When asked about the rising crime rate, President Joe Biden’s (D) press secretary, Jen Psaki, immediately changed the subject. “I would say certainly there is a guns problem,” Psaki said. “And that’s something the president would say.”
That may, indeed, be “something the president would say.” But that doesn’t change the fact that it’s nonsense. Indeed, it is hard to imagine what argument Psaki and Biden even think that they are making. Between 1992 and 2015, crime in the United States dropped dramatically at the same time as the Second Amendment was being assiduously restored and the American public was buying hundreds of millions of firearms. In 1992, the FBI reports, the violent crime rate was 757.7 per 100,000 residents. By 2015, the rate was 372.6 per 100,000, a reduction of more than half. This drop applied across the board: to murder (from 9.3 in 1992 to 4.9 in 2015), rape (42.8 in 1992 to 28.1 in 2015), robbery (263.7 in 1992 to 101.9 in 2015) and aggravated assault (441.9 in 1992 to 237.8 in 2015).
Review after review has poured cold water on the idea that bans on so-called “assault weapons” have had any effect on crime.
During the same period, the number of guns in private hands nearly doubled, from around 190 million to nearly 360 million; the number of so-called “assault weapons” rose from 1.5 million to more than 11 million; the number of concealed-carry permit holders increased more than tenfold; and, at almost every level, the laws governing the keeping and bearing of arms were liberalized dramatically. To buy what Psaki and Biden are selling, one has to believe that, for a solid 23 years, there was no negative connection between these facts, but that, as of about 2016, that magically began to change.
It didn’t. Unlike the right to self-defense—which is inherent and inviolable in all human beings—the prevention of crime is a complicated matter that requires the correct combination of sensible laws, adequate policing, appropriate sentencing and a culture that supports all three. To look at the increases in crime we have seen over the last couple of years and shout “guns!” in response is simply bizarre—especially when one looks at the statistics.

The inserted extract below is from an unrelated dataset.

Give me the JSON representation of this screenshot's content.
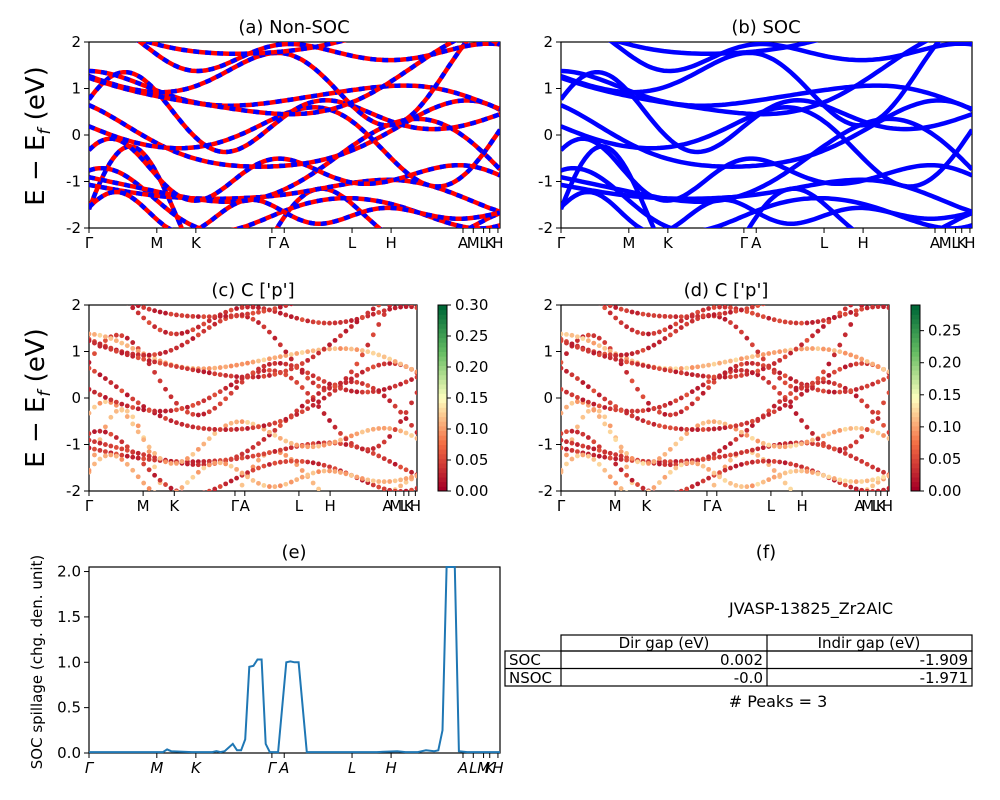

Review after review has poured cold water on the idea that bans on so-called “assault weapons” have had any effect on crime. Review after review has rejected the claim that the proliferation of concealed carry has led to any increase in crime. Review after review has noted that even the total abolition of permitting for the open and concealed carry of firearms has not increased crime. What, one must ask, does Psaki think has happened here? Have the criminals only just noticed that they are able to break the law?
Or could we perhaps be witnessing the consequences of a series of public-policy changes that have nothing whatsoever to do with firearms and law-abiding gun owners? The last five years have been marked by a decreasing respect for the police, by an increasing tolerance of riots, by a precipitous rise in drug addiction and by district attorneys in many of America’s major cities who are blatantly not interested in enforcing the law.
If the White House is alarmed by what is happening to the crime statistics, it would do well to look at these developments and consider whether they are welcome after all. Instead, Jen Psaki and her boss have elected to do what they always seem to do in such circumstances: To ignore the question, to gesture at the voters they dislike and then to take square aim at a sacred provision of the U.S. Constitution.